Три-Чудака снял с плеча изношенную торбу, порылся в ней, достал небольшой, с детский кулак, желтый тыквенный сосуд. Откупорил. Опрокинул на ладонь. Протянул ее к народу.
В ямке ладони темнел довольно крупный, с хорошую бусину, красивый паук. По черному бархату круглого брюха рассыпалась дюжина белых точек. Будто соль прилипла к угольку. Паук был неживой. Длинные лапки его подогнулись, ссохлись.

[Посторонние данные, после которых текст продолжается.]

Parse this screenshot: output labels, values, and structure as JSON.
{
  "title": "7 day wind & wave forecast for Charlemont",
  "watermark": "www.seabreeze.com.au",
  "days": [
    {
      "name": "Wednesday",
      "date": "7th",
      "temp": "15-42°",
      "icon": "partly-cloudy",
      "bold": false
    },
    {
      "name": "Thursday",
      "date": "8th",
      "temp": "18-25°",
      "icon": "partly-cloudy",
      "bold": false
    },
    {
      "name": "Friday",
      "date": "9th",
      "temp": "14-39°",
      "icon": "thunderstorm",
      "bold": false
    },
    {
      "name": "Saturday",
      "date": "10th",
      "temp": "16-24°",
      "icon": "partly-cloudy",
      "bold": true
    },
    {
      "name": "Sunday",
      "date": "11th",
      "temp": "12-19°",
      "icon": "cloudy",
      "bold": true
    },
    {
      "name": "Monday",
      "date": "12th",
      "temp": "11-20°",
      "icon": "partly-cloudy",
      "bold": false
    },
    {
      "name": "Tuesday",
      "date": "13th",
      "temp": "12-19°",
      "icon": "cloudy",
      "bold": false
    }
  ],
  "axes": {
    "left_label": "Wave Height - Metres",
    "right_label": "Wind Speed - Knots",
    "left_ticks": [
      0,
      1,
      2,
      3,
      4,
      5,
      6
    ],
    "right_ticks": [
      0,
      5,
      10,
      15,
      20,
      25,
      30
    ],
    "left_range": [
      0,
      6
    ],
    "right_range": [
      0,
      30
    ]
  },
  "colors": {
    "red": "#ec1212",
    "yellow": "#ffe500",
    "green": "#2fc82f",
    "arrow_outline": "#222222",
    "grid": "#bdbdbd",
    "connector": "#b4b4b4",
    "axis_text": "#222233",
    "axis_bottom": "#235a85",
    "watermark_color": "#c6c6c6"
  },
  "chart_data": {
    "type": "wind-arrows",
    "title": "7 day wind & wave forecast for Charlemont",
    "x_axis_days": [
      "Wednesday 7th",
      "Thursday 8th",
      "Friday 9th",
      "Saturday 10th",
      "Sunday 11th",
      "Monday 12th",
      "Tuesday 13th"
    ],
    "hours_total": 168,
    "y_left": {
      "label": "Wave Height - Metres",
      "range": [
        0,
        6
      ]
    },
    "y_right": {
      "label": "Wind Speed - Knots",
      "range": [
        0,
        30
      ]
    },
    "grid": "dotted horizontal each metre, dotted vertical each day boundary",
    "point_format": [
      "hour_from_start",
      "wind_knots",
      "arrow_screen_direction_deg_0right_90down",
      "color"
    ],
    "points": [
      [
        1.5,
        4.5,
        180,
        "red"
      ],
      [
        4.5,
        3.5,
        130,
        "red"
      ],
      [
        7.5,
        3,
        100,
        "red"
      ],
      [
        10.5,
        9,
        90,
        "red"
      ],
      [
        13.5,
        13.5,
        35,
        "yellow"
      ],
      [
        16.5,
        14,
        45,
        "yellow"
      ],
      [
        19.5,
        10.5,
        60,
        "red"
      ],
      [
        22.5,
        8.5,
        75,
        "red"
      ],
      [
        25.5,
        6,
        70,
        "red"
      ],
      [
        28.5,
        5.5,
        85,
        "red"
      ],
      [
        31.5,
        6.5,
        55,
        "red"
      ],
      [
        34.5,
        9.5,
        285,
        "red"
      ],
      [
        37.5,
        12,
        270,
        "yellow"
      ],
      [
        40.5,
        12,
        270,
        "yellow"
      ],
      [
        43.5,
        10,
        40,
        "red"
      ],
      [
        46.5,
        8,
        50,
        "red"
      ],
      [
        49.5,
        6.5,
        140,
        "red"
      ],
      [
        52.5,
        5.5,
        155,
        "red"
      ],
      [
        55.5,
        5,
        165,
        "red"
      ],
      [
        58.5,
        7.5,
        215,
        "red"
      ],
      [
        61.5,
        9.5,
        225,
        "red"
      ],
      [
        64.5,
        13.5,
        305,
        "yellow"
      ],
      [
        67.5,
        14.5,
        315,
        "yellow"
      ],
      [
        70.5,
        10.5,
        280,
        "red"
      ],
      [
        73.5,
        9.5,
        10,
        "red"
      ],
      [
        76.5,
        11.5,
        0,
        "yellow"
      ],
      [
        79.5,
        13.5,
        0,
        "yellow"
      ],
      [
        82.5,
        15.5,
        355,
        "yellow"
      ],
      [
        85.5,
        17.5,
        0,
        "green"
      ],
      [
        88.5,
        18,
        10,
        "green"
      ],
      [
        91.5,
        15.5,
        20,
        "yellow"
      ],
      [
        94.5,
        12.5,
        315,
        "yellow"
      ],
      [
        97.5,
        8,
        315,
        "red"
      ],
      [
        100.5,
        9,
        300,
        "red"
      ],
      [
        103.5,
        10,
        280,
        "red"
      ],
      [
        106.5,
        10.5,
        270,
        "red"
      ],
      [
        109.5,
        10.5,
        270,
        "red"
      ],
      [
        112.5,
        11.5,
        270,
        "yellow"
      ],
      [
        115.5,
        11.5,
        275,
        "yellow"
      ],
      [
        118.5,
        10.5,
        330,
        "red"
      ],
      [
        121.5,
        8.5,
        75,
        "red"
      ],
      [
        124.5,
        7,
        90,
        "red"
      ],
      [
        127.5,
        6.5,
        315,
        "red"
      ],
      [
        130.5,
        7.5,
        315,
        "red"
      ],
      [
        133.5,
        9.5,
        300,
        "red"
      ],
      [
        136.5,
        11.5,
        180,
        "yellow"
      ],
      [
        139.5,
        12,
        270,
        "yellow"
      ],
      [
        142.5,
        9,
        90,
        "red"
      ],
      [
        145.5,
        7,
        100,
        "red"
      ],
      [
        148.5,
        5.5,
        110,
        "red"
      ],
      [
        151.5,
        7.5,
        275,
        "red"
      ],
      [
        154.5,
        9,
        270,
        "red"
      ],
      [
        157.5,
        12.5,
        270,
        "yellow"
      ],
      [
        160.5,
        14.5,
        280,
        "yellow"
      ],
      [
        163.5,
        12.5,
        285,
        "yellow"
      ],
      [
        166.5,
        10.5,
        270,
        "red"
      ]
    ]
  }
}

Старик спросил окружающих:
– Что это такое?
– Каракурт.
– Самка, самец?
– Самка.
– Верно. Самец меньше. Он почти безвреден. Яд паучихи сильнее чуть не в двести раз. Она выходит на охоту из темных щелей, сосет кровь животных. Укус ее неслышен. Я знаю. Кусала. И других укушенных видел. Паучиха нежна. Сперва приладится, слегка оцарапает кожу, потрет, размягчит. Затем протыкает жалом, острым, как птичий коготь. Место укуса становится красным. Вспухает, болит. Будто железный прут, добела раскаленный, в тебя запустили. Боль вместе с ядом расходится по всему телу. Страх, слабость, удушье. Озноб. Затем – смерть. Верблюд гибнет почти сразу. Человек – через несколько часов. Человек, выходит, крепче верблюда. Я, слава аллаху, остался жив, как видите. Был молодой, здоровый, выносливый. Отлежался к счастью. Или – к несчастью. До сих пор хвораю. Тоска. Никак не могу одолеть. Кто скажет, почему пригожую паучиху называют «черной вдовой»?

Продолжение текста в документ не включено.